I had thought there was a book in "How to Have a Job," and concluded that I wasn’t the person to write it. So I was over the moon to find Gorick Ng’s The Unspoken Rules: Secrets to Starting Your Career Off Right (library) (Bookshop) It's not just for recent college grads – it's for managers who want to get better at managing people who are new to the workforce.


Insight, Why We’re Not As Self-Aware as We Think, and How Seeing Ourselves Clearly Helps Us Succeed at Work and Life (library) (Bookshop) is exactly the kind of book I’m designed to reject. Looks self-helpy. A calling card for author Tasha Eurich's coaching business. Bla bla bla business book.

One of my takeaways from David Dunning’s Self-Insight (library) (Bookshop) (Biblio) is that one reason we're not-yet-competent is because we aren't able to get insight to how we really are. Insight does not emerge naturally from our solitary activity and introspection. It comes experience, and from processing our experiences with other people; even then, it can be hard to parse what we’re hearing and seeing.

I really like Insight, in spite of myself. As I listened to author Tasha Eurich read the audiobook, several times I felt myself start to object to her point; then, she would speak directly to my objection. Notably, she doesn’t advise false confidence or persistence in the face of untenable situations. Sometimes you're not getting good feedback. Sometimes you have to leave workplaces that aren’t working for you.  

Eurich uses stories and references to research, and offers practical actions we can take to see ourselves — and our impact on others — more clearly.


Top performers and the Cassandra Quandry

  • The graph from Dunning's talk, above, shows that top-performers don't see how far above-average they are. This isn't because they underestimate themselves; it's because they over-estimate everyone else.
  • So, we can't see our own not-yet-competence, because we lack the knowledge to recognize competence. Similarly, we also may fail to recognize when other people are top performers; Dunning calls this the Cassandra Quandry.

My hypothesis would be that there's a messy line between these points and so-called Imposter Syndrome, but lol further analysis is outside of my sphere of competence. I may come back to this?


A question

Where might you have "unknown unknowns" about people management?

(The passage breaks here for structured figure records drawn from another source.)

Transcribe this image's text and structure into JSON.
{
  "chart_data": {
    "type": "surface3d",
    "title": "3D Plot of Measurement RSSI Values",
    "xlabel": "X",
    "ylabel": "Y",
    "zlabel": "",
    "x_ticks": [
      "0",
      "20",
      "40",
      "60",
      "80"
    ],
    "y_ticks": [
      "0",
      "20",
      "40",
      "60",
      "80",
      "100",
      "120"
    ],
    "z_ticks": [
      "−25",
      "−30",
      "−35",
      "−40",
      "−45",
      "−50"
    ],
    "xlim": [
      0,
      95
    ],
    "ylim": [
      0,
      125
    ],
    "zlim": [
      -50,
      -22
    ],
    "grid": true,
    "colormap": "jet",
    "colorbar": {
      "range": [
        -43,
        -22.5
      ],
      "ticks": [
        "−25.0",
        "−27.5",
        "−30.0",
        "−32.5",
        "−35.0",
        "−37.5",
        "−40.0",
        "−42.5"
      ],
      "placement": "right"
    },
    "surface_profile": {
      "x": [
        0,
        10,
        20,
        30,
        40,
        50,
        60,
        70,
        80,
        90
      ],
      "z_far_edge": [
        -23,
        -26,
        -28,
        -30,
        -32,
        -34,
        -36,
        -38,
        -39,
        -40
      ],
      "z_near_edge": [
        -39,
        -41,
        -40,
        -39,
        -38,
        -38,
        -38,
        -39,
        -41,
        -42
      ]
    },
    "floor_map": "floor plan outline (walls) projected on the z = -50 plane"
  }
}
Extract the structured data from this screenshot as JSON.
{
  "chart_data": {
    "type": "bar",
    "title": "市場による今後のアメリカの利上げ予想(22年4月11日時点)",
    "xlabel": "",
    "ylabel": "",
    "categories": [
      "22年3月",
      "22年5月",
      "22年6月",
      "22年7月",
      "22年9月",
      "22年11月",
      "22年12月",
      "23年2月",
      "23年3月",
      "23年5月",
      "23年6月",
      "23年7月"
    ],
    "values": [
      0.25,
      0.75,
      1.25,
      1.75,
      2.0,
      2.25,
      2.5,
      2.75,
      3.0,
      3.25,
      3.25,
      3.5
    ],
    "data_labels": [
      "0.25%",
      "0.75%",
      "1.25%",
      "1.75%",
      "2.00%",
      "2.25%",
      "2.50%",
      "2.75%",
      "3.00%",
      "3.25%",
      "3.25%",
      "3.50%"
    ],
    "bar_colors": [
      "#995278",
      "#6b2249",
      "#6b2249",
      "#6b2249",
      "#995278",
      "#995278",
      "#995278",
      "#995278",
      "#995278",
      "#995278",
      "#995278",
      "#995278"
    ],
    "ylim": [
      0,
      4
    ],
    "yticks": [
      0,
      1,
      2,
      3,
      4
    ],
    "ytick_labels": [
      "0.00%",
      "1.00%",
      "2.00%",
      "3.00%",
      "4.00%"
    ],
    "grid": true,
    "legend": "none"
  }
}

  • An incomplete list of skills senior engineers need, beyond coding, by Camille Fournier also contains an incomplete list of actions that factor into situational awareness and relationship traction.
  • There's a point behind some of the PR/personal branding-infused Personal Board of Directors WSJ column: a handful of people inclined to respond to our questions is like gold. Find them in your organization, in industry Slacks/Discords (and events, when we can have them), or in community groups or your family.
  • Stop Telling Women They Have Imposter Syndrome, by Ruchika Tulshyan and Jodi-Ann Burey at HBR. I'm looking forward to Ruchika's forthcoming Inclusion on Purpose:An Intersectional Approach to Creating a Culture of Belonging at Work.
  • The First 90 Days, Proven Strategies for Getting Up To Speed Faster and Smarter, by Michael Watkins (library) (Bookshop). Because management competence is depends on context, your standard management practices may not work when you join a new organization. This dry-ish business book offers a solid blueprint for onboarding yourself at a new job, hopefully enabling you to see where you need to make changes accordingly. Managers can also learn from this book: onboarding new joiners is your job, too.

Thank you for reading, and thanks to the good people who support the newsletter financially. Many thanks to Randy Brown and Kirk Fernandes for joining me to talk about Merit.

Plans are in the offing for several upcoming deep dive issues, like this one, for 2022. If you're a new reader, I balance the deep dives with briefer Warm Takes. I'll be back with another Warm Take in a couple of weeks.

Inevitably, though I've proofread multiple times, I'll read this again and find typos and/or unclear sentences.  I'll fix them* on The Internet.

May you and your loved ones be safe, healthy and free.